The Government have listened and expanded the scope of their reforms, now framed as the Modernisation of Corporate Reporting programme. A broad consultation will be delivered in 2026. To meet what industry has asked for, we will co-design reforms covering remuneration reporting, corporate governance reporting, and the financial reporting framework, as well as improving regulatory alignment across reporting frameworks, and we will consider how corporate reporting should function in a digital age.
This broader initiative reflects a commitment to far-reaching reform, aiming to restore company reporting to its original purpose, and providing concise, decision-relevant information for investors and creditors, while removing unnecessary burdens on business.
Next steps
The Government will continue to improve regulation in the UK, ensuring that it enables growth and does not unduly hold back investment.

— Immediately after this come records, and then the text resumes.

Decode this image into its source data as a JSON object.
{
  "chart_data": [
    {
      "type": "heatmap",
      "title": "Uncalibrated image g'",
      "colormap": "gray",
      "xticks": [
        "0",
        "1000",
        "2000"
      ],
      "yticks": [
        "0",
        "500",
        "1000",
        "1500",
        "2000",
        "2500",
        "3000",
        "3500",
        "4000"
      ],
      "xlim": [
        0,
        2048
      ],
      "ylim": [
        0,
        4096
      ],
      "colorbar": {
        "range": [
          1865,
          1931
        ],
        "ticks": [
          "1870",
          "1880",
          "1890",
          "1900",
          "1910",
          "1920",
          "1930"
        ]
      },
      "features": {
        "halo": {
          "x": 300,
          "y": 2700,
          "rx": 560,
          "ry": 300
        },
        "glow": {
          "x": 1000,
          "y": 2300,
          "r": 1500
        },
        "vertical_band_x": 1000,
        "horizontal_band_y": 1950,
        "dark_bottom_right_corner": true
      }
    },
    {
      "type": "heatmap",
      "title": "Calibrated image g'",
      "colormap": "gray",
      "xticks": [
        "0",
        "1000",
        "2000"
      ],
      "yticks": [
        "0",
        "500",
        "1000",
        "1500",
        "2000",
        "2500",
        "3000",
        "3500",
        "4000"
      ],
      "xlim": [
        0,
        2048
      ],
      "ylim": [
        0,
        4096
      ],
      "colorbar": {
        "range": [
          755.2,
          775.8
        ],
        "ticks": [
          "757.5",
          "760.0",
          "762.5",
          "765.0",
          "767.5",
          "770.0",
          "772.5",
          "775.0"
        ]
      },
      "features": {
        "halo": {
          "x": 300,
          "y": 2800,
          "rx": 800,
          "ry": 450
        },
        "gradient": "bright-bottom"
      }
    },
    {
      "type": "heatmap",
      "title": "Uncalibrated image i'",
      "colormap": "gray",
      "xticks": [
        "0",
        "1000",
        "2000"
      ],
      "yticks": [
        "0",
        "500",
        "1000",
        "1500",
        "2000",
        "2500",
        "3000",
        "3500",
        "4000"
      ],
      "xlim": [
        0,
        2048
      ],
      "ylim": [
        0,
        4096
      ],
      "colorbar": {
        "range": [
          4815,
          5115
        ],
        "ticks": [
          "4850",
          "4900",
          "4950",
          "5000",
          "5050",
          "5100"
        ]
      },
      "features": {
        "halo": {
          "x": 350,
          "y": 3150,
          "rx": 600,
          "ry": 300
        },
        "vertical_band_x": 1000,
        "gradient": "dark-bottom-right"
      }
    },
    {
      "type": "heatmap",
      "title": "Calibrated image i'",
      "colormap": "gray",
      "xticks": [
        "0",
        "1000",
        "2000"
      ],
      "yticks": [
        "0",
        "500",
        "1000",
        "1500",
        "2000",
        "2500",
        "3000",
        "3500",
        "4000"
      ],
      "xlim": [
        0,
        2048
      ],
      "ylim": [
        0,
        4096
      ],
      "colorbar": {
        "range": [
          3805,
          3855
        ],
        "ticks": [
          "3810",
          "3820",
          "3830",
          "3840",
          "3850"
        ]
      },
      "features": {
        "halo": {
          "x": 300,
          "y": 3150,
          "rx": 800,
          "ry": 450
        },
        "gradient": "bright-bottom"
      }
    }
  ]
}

To drive progress, I have also published “Unlocking Business: Reform Driven by You”, a business questionnaire, to gather direct insight from firms on where regulation is creating unnecessary burdens. This is a chance for businesses, investors, representative organisations and charities to tell us which regulations, forms, compliance processes and regulators are imposing the undue or unnecessary burdens, so we can deliver a pro-business programme of regulatory reforms.
The Government will continue to put industry at the heart of this programme, working with regulators and Parliament to ensure that the regulatory system protects consumers and supports competition, but also encourages new investment, innovation and growth.
The full regulation action plan progress update and business questionnaire are available on gov.uk.